Thursday, April 21, 2011

There Goes the Sign - Again!

To those of you familiar with the ongoing construction to widen the road by East Cobb United Methodist Church, some of this is not news. Others who read from around the world will wonder  why I'm writing about our sign on Maundy Thursday. Well, read on. I hope there is something both groups can take from my ponderings on this holy day.

We had an old, big monument sign that was in place for many years, until the highway department said it must come down to make way for the wider, better road. So they destroyed it, and we had a temporary sign made heralding who we are and our worship times. Since then, I have lost track of the number of times that temporary sign has been flattened - several times by severe weather and several times by the highway department, accidentally or on purpose. Recently, they closed our exit for construciton, and today they built a traffic island at our only open entrance. (They assure us we will have the exit open for Easter.) It seems odd that the routine work to improve the world is interfering with the celebration of the holiest of time of the year. No, it was not calculated this time, but it is not the first time the world has tried to stop Easter.

On a night like this, Jesus met with his disciples in the Upper Room to celebrate the Passover. He washed the disciples' feet himself, as there we no servants there to do so. When they were appalled that he would do such things, he gave them a "new commandment" or mandate (mandatum  in Latin from which we derive "Maundy," the name for this day. "Mandatum novum do vobis ut diligatis invicem sicut dilexi vos." ("A new commandment I give unto you, That you love one another; as I have loved you" - John 13:34), Near the end of that meal, he took bread, gave thanks to God, broke the bread, gave it to his disciples, and said, "Take, eat, this is my body which is given for you." After the meal, he took the third cup of the Passover, the Cup of Redemption, gave thanks to God, gave it to his disciples, and said, "Take, drink, this is my blood of the new covenant poured out for you and for many for the forgiveness of sins. Do this as often as you drink it in remembrance of me." With that, everything changed. They were no longer curious followers, but they had become commissioned ambassadors for a cause they did not yet fully understand.

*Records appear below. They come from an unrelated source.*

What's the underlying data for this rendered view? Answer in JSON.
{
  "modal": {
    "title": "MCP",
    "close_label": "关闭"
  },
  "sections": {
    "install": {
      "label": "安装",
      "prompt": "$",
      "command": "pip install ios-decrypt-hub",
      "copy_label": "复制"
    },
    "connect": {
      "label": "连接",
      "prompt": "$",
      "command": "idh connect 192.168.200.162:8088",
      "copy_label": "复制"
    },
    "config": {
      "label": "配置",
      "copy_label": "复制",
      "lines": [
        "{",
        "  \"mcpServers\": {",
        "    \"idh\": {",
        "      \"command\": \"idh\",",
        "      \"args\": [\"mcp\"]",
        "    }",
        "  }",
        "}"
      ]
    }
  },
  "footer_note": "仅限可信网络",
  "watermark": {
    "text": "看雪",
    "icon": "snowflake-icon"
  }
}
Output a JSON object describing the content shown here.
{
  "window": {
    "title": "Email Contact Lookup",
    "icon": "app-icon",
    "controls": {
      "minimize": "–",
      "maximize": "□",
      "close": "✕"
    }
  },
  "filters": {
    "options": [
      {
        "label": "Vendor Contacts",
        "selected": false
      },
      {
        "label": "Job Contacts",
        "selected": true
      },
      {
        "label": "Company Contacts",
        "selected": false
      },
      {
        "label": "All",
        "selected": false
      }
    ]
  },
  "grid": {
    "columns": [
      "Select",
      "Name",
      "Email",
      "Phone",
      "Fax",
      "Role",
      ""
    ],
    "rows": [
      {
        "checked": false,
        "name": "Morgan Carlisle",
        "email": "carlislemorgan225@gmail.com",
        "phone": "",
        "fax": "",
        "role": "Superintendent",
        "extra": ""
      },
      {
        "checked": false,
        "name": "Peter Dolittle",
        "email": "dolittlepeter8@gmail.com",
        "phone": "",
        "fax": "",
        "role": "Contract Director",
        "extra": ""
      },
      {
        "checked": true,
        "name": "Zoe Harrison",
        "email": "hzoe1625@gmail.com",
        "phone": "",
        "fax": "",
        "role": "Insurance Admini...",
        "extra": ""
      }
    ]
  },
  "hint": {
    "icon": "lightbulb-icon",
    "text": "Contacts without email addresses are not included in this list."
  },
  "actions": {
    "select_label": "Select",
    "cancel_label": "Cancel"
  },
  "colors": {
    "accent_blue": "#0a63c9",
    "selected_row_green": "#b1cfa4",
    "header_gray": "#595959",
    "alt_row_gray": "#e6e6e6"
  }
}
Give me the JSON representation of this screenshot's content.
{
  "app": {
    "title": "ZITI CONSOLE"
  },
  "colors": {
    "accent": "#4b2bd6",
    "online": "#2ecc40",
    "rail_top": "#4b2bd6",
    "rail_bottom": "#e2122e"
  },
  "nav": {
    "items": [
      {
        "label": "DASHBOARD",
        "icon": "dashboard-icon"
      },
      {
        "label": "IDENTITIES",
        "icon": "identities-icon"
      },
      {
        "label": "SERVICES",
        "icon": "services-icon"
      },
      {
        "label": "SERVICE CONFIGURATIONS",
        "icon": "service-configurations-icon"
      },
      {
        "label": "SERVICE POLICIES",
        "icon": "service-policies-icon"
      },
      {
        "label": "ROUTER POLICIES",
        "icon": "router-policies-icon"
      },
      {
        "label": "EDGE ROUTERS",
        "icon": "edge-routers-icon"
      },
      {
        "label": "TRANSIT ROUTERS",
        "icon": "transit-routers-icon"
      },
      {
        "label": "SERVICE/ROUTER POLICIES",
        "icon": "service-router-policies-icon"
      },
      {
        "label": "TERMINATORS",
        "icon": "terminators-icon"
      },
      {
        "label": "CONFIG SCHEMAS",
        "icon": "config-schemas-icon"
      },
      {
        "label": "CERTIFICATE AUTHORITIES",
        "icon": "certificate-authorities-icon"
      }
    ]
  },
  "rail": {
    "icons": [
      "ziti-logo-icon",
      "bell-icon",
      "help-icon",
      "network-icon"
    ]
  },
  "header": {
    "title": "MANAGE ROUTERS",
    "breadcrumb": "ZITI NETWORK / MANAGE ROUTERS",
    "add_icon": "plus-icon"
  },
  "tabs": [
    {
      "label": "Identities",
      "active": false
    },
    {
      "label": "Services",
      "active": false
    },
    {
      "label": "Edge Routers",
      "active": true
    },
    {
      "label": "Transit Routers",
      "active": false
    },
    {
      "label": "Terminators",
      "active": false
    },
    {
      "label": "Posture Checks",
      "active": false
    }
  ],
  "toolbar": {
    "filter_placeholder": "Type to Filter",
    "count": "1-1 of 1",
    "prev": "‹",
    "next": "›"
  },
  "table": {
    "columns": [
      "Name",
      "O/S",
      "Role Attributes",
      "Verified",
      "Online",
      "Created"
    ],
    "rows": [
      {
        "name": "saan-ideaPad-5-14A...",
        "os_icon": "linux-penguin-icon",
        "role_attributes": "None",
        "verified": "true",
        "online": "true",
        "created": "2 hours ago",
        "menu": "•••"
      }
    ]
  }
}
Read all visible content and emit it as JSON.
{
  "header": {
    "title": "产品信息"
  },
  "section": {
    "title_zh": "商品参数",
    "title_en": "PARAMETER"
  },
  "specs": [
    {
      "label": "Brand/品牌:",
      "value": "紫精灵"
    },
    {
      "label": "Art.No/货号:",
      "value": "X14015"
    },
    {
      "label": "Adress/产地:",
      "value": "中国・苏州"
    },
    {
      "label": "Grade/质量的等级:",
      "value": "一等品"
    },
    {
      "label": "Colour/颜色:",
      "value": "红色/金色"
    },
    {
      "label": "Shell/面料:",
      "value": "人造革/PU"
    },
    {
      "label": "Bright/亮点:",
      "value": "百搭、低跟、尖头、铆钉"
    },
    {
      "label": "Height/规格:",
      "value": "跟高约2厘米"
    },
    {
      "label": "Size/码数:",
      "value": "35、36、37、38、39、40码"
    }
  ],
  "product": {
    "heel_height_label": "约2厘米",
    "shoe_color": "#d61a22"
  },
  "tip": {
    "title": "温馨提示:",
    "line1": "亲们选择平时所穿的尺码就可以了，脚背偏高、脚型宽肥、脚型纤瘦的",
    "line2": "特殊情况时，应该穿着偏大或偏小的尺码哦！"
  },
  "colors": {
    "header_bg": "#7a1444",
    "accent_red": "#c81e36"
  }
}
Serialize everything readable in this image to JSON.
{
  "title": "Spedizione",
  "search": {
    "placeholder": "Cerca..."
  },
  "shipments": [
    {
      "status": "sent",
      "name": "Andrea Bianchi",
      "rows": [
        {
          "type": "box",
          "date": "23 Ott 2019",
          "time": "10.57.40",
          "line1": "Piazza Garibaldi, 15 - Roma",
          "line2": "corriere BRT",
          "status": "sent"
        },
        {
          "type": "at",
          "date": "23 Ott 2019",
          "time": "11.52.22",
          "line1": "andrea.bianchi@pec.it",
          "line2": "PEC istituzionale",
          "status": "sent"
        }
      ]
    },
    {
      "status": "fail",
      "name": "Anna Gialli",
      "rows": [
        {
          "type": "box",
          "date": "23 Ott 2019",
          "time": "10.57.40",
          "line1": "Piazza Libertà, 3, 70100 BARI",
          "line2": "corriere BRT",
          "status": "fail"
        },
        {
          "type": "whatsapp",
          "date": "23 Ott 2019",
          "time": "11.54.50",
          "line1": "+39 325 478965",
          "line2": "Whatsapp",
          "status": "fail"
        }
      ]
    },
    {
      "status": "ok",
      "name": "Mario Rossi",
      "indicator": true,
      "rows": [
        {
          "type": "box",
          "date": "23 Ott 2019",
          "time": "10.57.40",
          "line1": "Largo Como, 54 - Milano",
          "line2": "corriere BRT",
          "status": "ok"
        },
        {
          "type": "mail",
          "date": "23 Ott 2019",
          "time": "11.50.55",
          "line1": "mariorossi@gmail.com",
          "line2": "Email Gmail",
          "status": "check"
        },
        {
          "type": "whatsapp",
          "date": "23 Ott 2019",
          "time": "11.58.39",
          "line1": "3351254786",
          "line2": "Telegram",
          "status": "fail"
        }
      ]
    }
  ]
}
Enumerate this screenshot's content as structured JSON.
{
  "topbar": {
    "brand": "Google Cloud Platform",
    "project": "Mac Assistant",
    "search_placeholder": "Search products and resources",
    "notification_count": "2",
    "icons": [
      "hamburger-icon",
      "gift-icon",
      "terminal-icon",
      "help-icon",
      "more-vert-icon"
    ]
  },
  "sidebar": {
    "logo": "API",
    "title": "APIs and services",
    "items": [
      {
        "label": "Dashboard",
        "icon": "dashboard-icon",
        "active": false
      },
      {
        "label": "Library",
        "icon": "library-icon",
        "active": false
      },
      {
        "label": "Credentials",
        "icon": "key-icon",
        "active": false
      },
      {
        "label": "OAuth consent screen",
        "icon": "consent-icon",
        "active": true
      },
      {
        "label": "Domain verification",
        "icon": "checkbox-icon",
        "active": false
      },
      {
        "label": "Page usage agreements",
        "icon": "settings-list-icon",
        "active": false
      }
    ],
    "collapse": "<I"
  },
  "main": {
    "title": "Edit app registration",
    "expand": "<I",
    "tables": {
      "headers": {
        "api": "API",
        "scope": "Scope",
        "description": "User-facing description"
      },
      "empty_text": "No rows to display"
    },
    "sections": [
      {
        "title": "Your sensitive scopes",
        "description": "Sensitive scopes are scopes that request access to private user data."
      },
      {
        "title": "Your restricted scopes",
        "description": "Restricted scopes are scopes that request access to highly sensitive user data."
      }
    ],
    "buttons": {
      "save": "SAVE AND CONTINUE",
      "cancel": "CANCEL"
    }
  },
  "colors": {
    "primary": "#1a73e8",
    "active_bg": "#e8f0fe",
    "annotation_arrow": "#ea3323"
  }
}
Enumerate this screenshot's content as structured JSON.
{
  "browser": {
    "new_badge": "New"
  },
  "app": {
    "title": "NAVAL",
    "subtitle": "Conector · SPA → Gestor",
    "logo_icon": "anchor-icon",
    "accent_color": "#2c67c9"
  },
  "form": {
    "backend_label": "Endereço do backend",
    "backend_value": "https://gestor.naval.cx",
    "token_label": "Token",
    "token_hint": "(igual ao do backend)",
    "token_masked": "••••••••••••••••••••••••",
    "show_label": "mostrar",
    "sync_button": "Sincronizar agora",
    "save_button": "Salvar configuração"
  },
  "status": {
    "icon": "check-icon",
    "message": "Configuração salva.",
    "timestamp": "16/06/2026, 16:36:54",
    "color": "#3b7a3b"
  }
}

I'm still disturbed about our pitiful sign. It is not up and may never be again. Who cares? Because I now know I have it all wrong. I have been focused on what the world is doing to us and why that is so wrong instead of what Christ has done for me and what that means. If I add up every pressure the world puts on us, it could become overwhelming. We should be overwhelmed by the grace and wonder of God's love for us - that he would endure humiliation and the most awful death imaginable to take care of my shortcomings. Because we don't love like that, we can't understand that kind of love. Then it dawns on me: That's why the sign is destroyed over and over! The commandment was not to put up signs or even to build a church building. The command was to love! Maybe our preoccupation with our space in the world is interfering with finding our place in the world. Maybe we are the only signs God needs. After all, there is no message of love on any if those old beat up signs - just a statement of who we are - East Cobb United Methodist Church. Maybe who we really are and who God really wants us to be cannot be put on a sign. Just maybe it has to be lived out wherever the church is tonight - and tomorrow- and... well, you get he idea. So that wherever we go, there goes the sign!